NEW ULM - Minnesota's state education funding system and its interaction with the Minnesota Legislature were the focus of discussion at the Hot Topics breakfast hosted Friday by the New Ulm Chamber of Commerce at the New Ulm Country Club.
Bob Meeks, executive director of Minnesota School Boards Association, led the presentation and discussed his work on the state Task Force on Education, which made recommendations this year on education funding reform.
He said Minnesota established a strong public school system and a mechanism for funding it in the 1970s with the "Minnesota Miracle." He said that system has since fallen into several problems due to constant tinkering with the system. He said the biggest cause of continual funding shortfalls in recent years, both for the state and the school system, is due to changes made during former Gov. Jesse Ventura's administration. He said they changed the system at the time to have the state take over funding previously generated across the state through property taxes. He said the changes were made and actually reduced property taxes across the state, but the Legislature and Ventura then failed to follow up with the funding measures needed for the changes work, such as broadening the sales tax to clothing.

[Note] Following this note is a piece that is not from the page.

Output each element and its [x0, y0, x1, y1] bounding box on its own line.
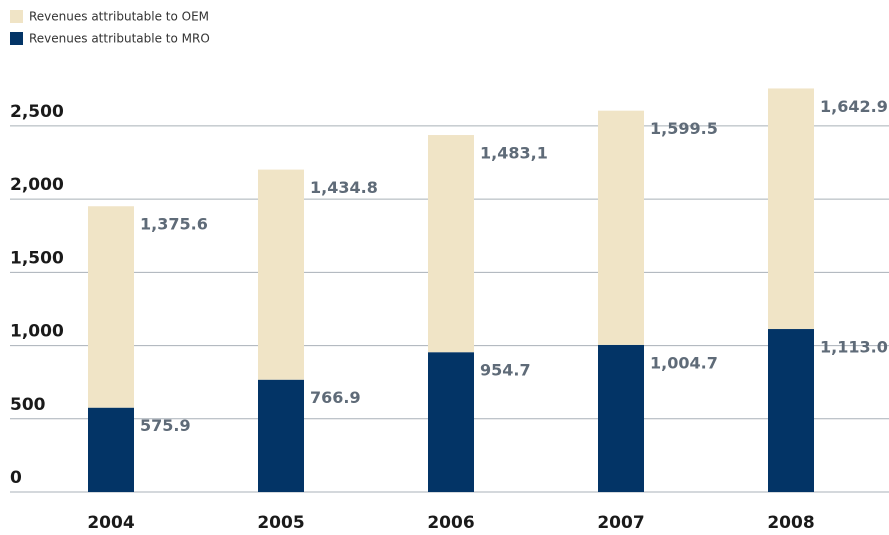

"The Legislature took the candy [of reduced property taxes], but it didn't take its medicine," said Meeks.
Other items of focus during his presentation were the ongoing issues of Minnesota's achievement gap between whites and ethnic minorities and low-income students, which he called the worst in the nation, and the federal government's underfunding mandated special education programs, which he said is increasingly driving up the state's education costs.
Regarding the Legislature, he said the Minnesota School Boards Association focus is on funding legislation, though its has focused on a few other bills.
He said the group is interested in the push this session of all-day kindergarten and early education legislation. He said that early work with kids has been shown to improve their results throughout the rest of their school careers. He said his organization is concerned with the Legislature not prioritizing funding all-day kindergarten over early education. He said it could lead to gaps in place where kids would have full-day early education, then find themselves in half-day kindergarten that would make them lose all the early education gains.
He said his organization is also concerned with proposed legislation to effectively end the statute of limitations on sexual abuse of children. He said he is a strong supporter of helping of victims of abuse caused by teachers, but his concern is the original intent of helping victims could be lost among people seeking to abuse the legislation. He said that people who decide to make false claims of abuse are very difficult to win against, so the schools would likely seek a settlement. He said his concern is the misuse of the legislation could be extensive enough to prevent schools from being able to maintain control of their budget in the face of all the potential settlements.
Finally, Meeks said the best way to get action moving on the many issues facing Minnesota education is to start organizing locally and expressing goals as a group. He said the collective voice and strong petitioning to local legislators can be effective at achieving goals.